Итак, «Бэла» и «Максим Максимыч» дают полную экспозицию героя: от общего плана («Бэла») сделан переход к крупному - теперь пора перейти к психологической разработке. После «Бэлы» Печорин остается загадочным; критический тон штабс- капитана («Что за диво! Скажите-ка, пожалуйста… вы вот, кажется, бывали в столице, и недавно, неужто тамошняя молодежь вся такова») не оставляет, а, наоборот, усиливает эту загадочность, внося в его портрет черты несколько вульгарного демонизма. «Тамань» вмонтирована в роман как психологическое и сюжетное «противоядие» тому, что получилось в итоге «Бэлы» и «Максима Максимыча».
Уже в «Бэле» Печорин приходит к выводу, что «любовь дикарки немногим лучше любви знатной барыни» («невежество и простосердечие одной так же надоедает, как и кокетство другой»), но это можно отнести как раз за счет «демонизма»; в «Тамани» герой, погнавшийся было опять за «любовью дикарки», терпит полное фиаско и оказывается на краю гибели. «Ундина» оказывается подругой контрабандиста - и этот мир своеобразных хищников не имеет ничего общего с руссоистскими идиллиями «естественного человека». Совершенно естественно, что после такого фиаско Печорин оставляет мир «дикарок» и возвращается в гораздо более привычный и безопасный для него мир «знатных» барышень и барынь. Так совершается переход от «Тамани» к «Княжне Мери».

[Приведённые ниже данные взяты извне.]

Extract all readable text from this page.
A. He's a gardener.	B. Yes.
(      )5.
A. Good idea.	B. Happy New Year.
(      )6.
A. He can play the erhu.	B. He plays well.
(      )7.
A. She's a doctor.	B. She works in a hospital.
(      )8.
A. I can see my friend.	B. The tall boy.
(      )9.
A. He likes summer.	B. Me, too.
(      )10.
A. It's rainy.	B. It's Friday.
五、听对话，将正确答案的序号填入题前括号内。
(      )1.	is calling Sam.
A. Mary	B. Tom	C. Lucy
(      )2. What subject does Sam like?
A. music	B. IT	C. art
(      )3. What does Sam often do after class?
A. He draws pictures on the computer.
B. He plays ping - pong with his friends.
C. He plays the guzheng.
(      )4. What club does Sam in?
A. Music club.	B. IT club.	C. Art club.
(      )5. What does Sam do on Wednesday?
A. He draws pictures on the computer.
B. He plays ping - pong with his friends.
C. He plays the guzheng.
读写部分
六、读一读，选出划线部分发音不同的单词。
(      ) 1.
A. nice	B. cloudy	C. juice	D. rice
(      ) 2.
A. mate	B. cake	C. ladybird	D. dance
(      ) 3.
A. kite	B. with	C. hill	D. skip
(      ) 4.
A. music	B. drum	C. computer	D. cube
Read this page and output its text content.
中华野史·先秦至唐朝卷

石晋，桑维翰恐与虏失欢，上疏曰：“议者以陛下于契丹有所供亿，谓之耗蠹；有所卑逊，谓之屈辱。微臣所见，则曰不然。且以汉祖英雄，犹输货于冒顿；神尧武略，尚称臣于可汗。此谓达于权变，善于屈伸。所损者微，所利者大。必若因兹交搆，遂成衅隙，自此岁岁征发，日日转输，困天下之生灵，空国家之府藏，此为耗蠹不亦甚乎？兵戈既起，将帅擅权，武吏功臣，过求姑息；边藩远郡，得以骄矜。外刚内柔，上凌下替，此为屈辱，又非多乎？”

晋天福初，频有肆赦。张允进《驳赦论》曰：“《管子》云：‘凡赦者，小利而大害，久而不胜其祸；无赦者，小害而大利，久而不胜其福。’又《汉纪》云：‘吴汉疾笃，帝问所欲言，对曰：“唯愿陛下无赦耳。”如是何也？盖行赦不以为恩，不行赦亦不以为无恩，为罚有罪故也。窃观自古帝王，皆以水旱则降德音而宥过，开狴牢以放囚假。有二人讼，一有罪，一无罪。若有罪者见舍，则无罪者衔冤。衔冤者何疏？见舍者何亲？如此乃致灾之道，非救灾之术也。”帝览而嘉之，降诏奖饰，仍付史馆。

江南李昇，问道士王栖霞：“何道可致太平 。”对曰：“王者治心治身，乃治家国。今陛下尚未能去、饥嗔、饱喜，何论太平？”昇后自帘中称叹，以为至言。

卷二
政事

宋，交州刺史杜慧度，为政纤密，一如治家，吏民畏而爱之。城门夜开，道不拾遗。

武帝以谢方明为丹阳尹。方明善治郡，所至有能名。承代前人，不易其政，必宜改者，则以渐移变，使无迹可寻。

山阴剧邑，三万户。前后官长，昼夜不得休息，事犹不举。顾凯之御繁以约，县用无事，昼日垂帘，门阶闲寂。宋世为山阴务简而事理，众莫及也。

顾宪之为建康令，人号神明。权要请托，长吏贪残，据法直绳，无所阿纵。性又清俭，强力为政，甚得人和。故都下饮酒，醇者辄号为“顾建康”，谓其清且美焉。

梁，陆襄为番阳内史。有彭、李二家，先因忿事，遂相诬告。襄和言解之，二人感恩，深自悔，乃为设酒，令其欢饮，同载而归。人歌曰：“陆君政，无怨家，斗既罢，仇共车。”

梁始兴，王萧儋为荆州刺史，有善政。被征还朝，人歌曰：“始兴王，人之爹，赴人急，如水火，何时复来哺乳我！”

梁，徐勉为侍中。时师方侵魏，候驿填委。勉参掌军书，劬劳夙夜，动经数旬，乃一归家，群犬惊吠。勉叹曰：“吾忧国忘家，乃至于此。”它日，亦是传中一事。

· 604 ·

Здесь линия Печорина («кривая» его поведения), опустившаяся в «Тамани», поднимается, поскольку читатель знакомится уже не 126 М. Ю.Лермонтов только с поступками Печорина, но и с его думами, стремлениями, жалобами - и все это заканчивается многозначительным «стихотворением в прозе», смысл которого выходит далеко за пределы мелкой возни с княжной Мери и с Грушницким: «Я как матрос, рожденный и выросший на палубе разбойничьего брига; его душа сжилась с бурями и битвами, и, выброшенный на берег, он скучает и томится, как ни мани его тенистая роща, как ни свети ему мирное солнце…» Однако больших бурь и битв ему не дождаться, и самое большее - что он опять, как это было уже не раз, окажется на краю гибели и не погибнет. Так мы переходим к «Фаталисту».
Как за портретом Печорина стоит целая естественнонаучная и философская теория, так за «Фаталистом» скрывается большое философско-историческое течение, связанное с проблемой исторической «закономерности», «необходимости» или, как тогда часто выражались, «судьбы», «провидения». Неудивительно, что вопрос о «судьбе» или «предопределении» оказался темой заключительной повести; удивительно или, вернее, замечательно то, как обошелся Лермонтов с этой философской темой, сделав ее сюжетом художественного произведения.